La politica è un incantesimo di paradossi, certezze relative e incertezze assolute.
Probabilmente non ci sono differenze con i comportamenti naturali dell'essere umano, forse aumentate nella lotta per il potere attraverso la lente d'ingrandimento dell'orgoglio e dell'egocentrismo. Tra i tanti paradossi dell'attività politica, ci sono quelli che si possono narrare, perché non sono credibili, ma ci sono quelli che non si possono mettere in relazione, perché sono veri. Ma quello che racconterò adesso, oltre a poter essere narrato, per quanto incredibile possa sembrare, era vero, così vero che la coerenza e il senso più intimo della logica fanno paura. Si è svolto il 31 maggio ed è apparso per prima cosa al Senato per rendere conto dei bilanci del Segretario di Stato.
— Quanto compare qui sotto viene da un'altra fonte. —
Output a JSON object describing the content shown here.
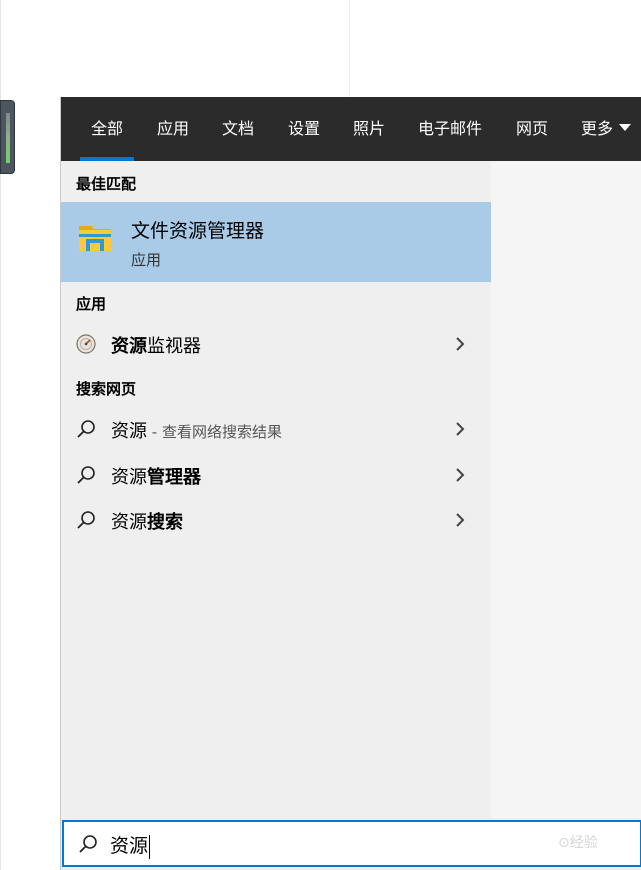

Allo stesso tempo, su un piano convesso, si stava svolgendo il dibattito al Congresso dei Deputati che, alla fine, avrebbe portato all'approvazione della mozione di censura da parte del nuovo presidente del Consiglio. Inutile dire che i senatori della mia Commissione sono stati teletrasportati in un'altra sfera planetaria, quella della Carrera de San Jerónimo. E stavano prendendo posto per iniziare la mia sessione di controllo.
All'inizio della seduta, quando il presidente della Commissione ha cominciato a mettere ordine nella sala, mi sono accorto che niente era quello che sembrava. Il principale gruppo di sostegno al governo si sarebbe recato all'opposizione nel termine di due giorni, in modo che l'ardente difesa del bilancio sarebbe stata un'aporia se corrispondesse al nuovo governo il suo impulso definitivo. Il principale partito di opposizione in quel momento sarebbe diventato, per arte del birlibirloque, la forza parlamentare che avrebbe sostenuto il nuovo governo, in modo che tutte le critiche al bilancio sarebbero state invertite in meno di una settimana. Le possibili forze politiche che hanno sostenuto la mozione di sfiducia attenuerebbero le loro critiche nel momento in cui il candidato proposto nella mozione di sfiducia fosse investito. Le forze nazionaliste, nell'uso abituale del capitale parlamentare, criticherebbero la scarsa dotazione di alcune voci di bilancio, nonostante il fatto che, per pura dicotomia intellettuale, che è barbarie illogica, neghino che lo Stato abbia poteri in materia. Ma la pasta è pasta. E c'era chi era impassibile sul rovescio della trama perché aveva sostenuto il bilancio. Il suo alleato muterebbe in un giorno, e senza smettere di mostrare i suoi denti in ogni momento, poiché il potere è accessibile attraverso l'estetica dentale. E in questo frastuono di eufemismi e luoghi comuni, di parabole e citazioni da almanacco, ho scelto di parlare di Benedetti davanti allo sguardo perplesso del presidente della Commissione.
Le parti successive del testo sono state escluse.